En sus dos bases había compuertas. Entró en una, en dirección a la popa de la Ares, y accedió a otro tubo similar al anterior, pero en total ingravidez. Lo recorrió hasta llegar al módulo de potencia del Ares, la popa donde se alojaban los tanques criogénicos y los motores que les habían empujado a la órbita transmarciana y que les sacarían de ella al llegar.

Aquel módulo, una vez fuese usado en el frenado se abandonaría, pero hasta ese momento era algo muy valioso que había que mimar. Susana sonrió interiormente. Habían repetido tantas veces aquello de «de esto dependen nuestras vidas» que ya era una frase gastada. De casi todo lo que había a bordo de la Ares dependían sus vidas. Lo sabían y procuraban no pensar mucho en ello. El conducto acabó en una esclusa de vacío. En la pared colgaba un traje. Más allá de ese punto la Ares no estaba presurizada.

Se puso el traje con rapidez y eficacia. Sólo tenía que introducirse por la parte trasera y ajustar el casco. Los trajes de vacío habían ganado mucho con el transcurso del tiempo. Los modelos nuevos no necesitaban de ayuda para ser ajustados y tampoco de engorrosos trajes interiores refrigerados y/o calefactados. En el grosor de la piel había multitud de capas capaces de trabajar eficacisimaniente evacuando, transfiriendo el calor, o actuando de barrera contra erosiones mecánicas, micrometeoritos, radiación y, por supuesto, evitando que la presión de aire se perdiese.
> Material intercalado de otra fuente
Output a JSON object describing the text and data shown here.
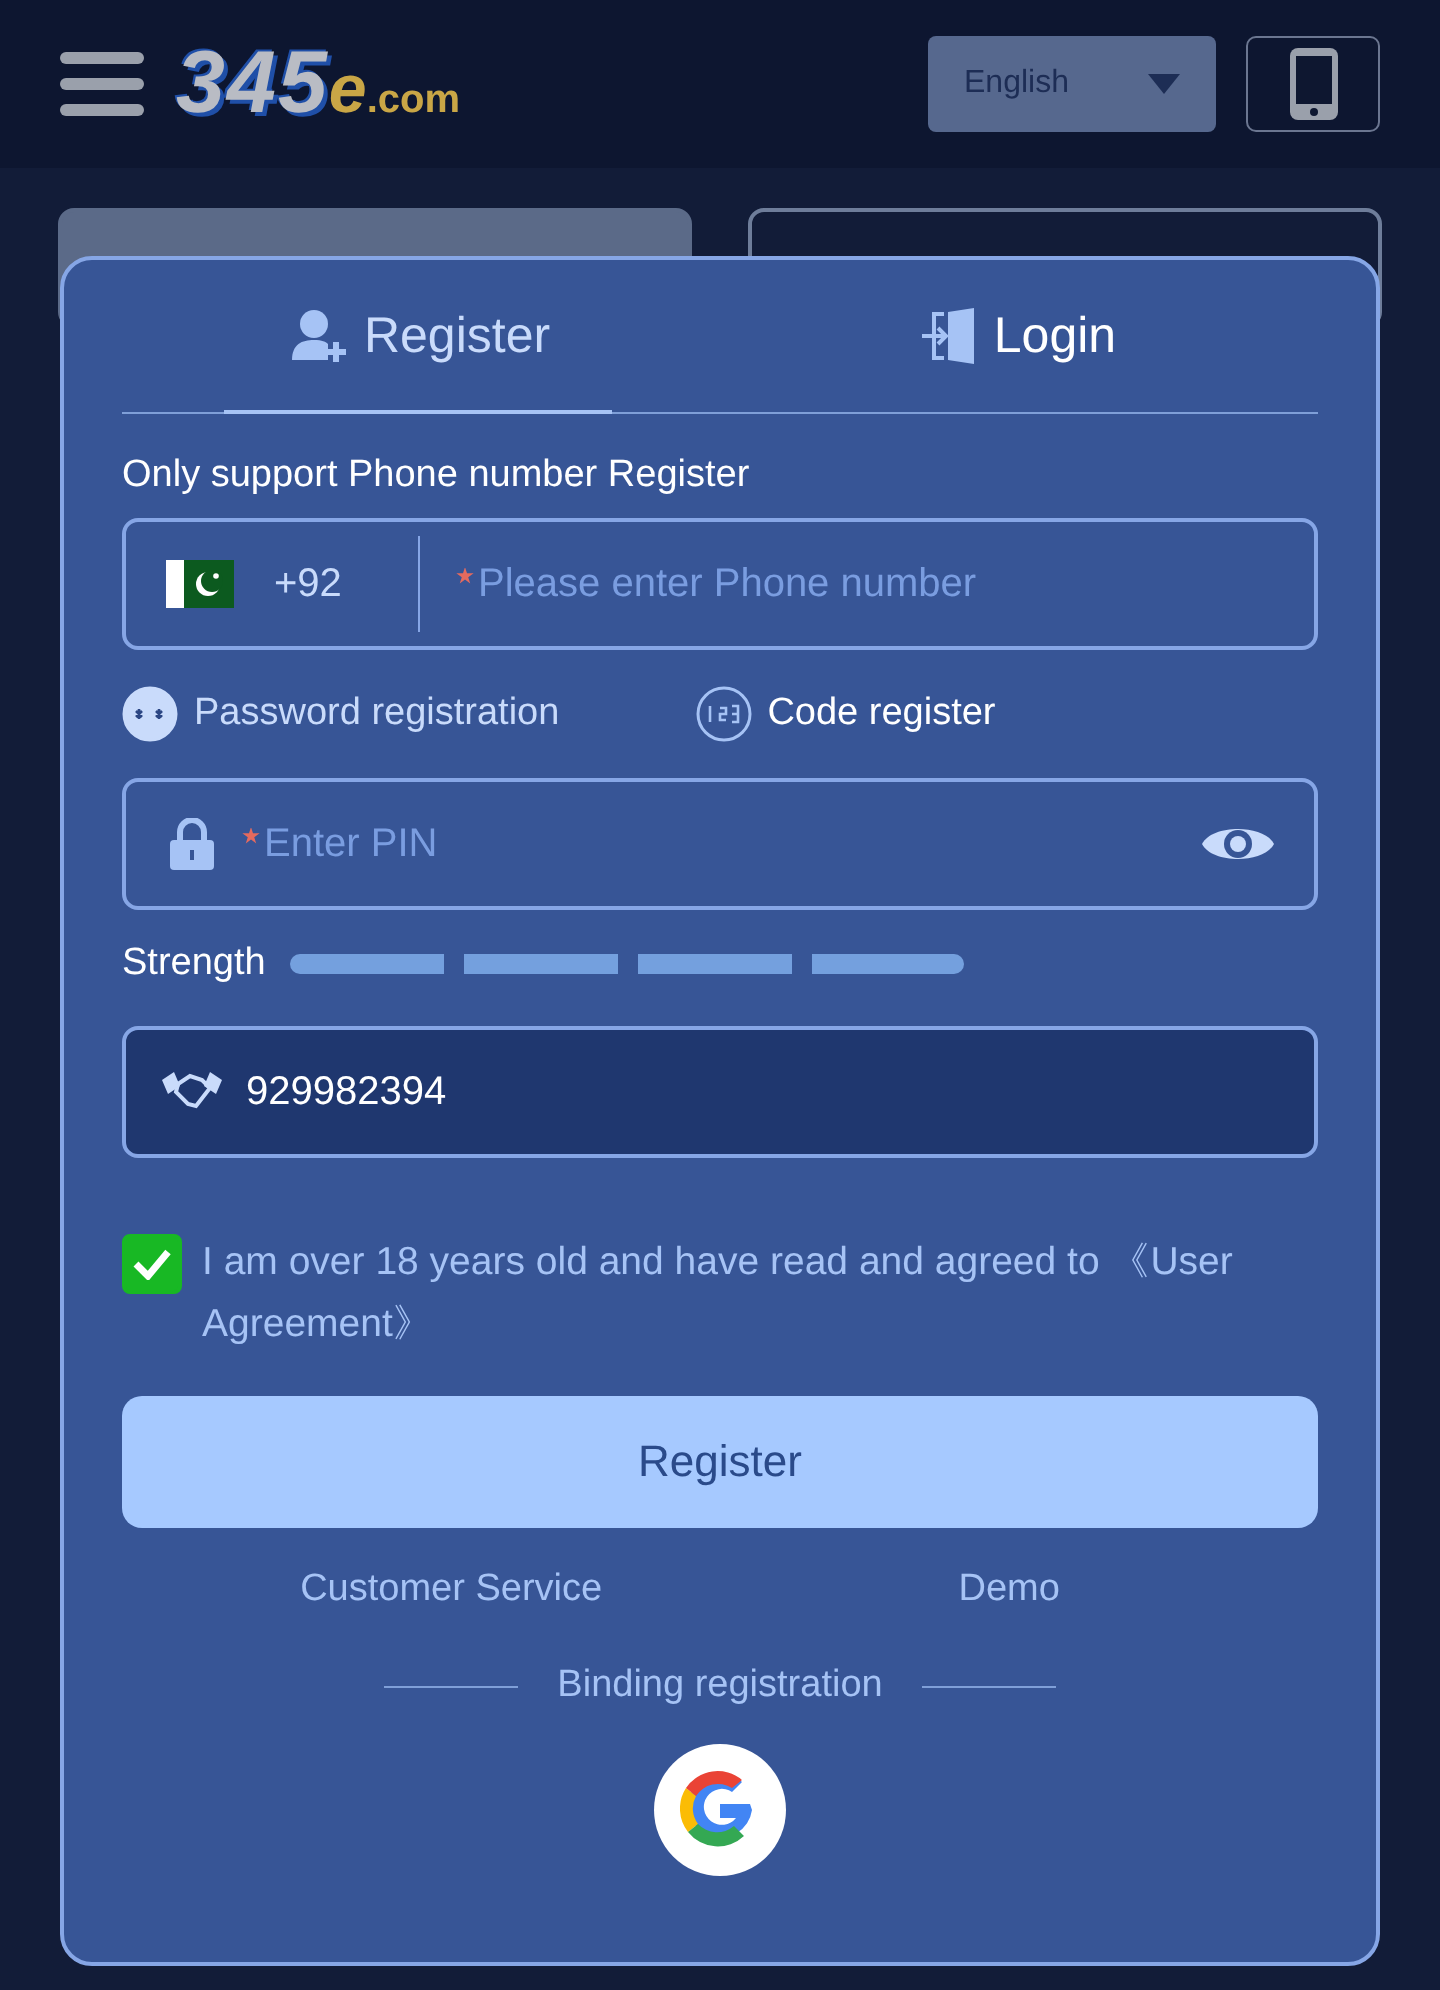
{
  "header": {
    "logo": {
      "digits": "345",
      "letter": "e",
      "domain": ".com"
    },
    "language": "English"
  },
  "background_tabs": [
    {
      "selected": true
    },
    {
      "selected": false
    }
  ],
  "modal": {
    "tabs": [
      {
        "label": "Register",
        "kind": "register",
        "selected": true
      },
      {
        "label": "Login",
        "kind": "login",
        "selected": false
      }
    ],
    "note": "Only support Phone number Register",
    "phone": {
      "code": "+92",
      "placeholder": "Please enter Phone number",
      "required": true
    },
    "modes": [
      {
        "label": "Password registration",
        "kind": "password",
        "selected": true
      },
      {
        "label": "Code register",
        "kind": "code",
        "selected": false
      }
    ],
    "pin": {
      "placeholder": "Enter PIN",
      "required": true
    },
    "strength": {
      "label": "Strength",
      "level": 0
    },
    "invite": {
      "value": "929982394"
    },
    "agreement": {
      "checked": true,
      "text": "I am over 18 years old and have read and agreed to 《User Agreement》"
    },
    "submit": "Register",
    "links": [
      "Customer Service",
      "Demo"
    ],
    "binding": "Binding registration"
  }
}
Susana se ajustó los guantes, esperó el ok del traje y pulsó el botón de vaciado. El aire fue absorbido de la sala y cuando se alcanzó atmósfera cero, Susana abrió la exclusa exterior y accedió a las tripas del Ares.

Encendió las luces. Apenas un pasillo entre estructuras metálicas intrincadas conducía al tanque que tenía que inspeccionar, un receptáculo enorme y abombado donde se almacenaba el oxígeno líquido. Recordó la expresión de Vishniac «aún así revísalo». Torció el gesto. Manejándose con la agilidad de un mono entre aquella maraña de tubos y soportes, Susana se acercó a su objetivo. El tanque medía siete metros de diámetro y la empequeñecía, era un obeso gigante metálico que almacenaba en su estómago el poder del fuego. Comenzó a recorrerlo buscando algún chorro de vapor que delatara una fuga. No lo encontró. Falsa Alarma de nuevo.

En cabina recibieron la señal del traje EV-3 como un agudo pitido intermitente. En dos de los paneles de control se iluminaron señales localizadoras. El traje parecía inmóvil en el módulo de potencia, entre los tanques de oxígeno e hidrógeno.

De inmediato Vishniac tomó la radio.

– EV-3, ¿Susana? ¿Me recibes?

Lowell estaba atento a la telemetría del traje. Las señales parecían normales, no había un porcentaje inadecuado de mezcla, la reserva de aire era buena, y no había perdidas. El corazón del usuario latía normalmente. Lowell amplió los parámetros biomédicos. La presión arterial estaba por los suelos.

– Hay algo raro, André.

– EV-3 ¿me recibes?

– Tensión arterial muy baja.

– Ya veo. Jenny, Herbert, acudid al módulo de potencia. Hay una señal de alarma en el EV-3. Es Susana.

Herbert y Jenny estaban en diferentes zonas de la nave, pero corrieron a la zona de entrada al módulo con el corazón en un puño.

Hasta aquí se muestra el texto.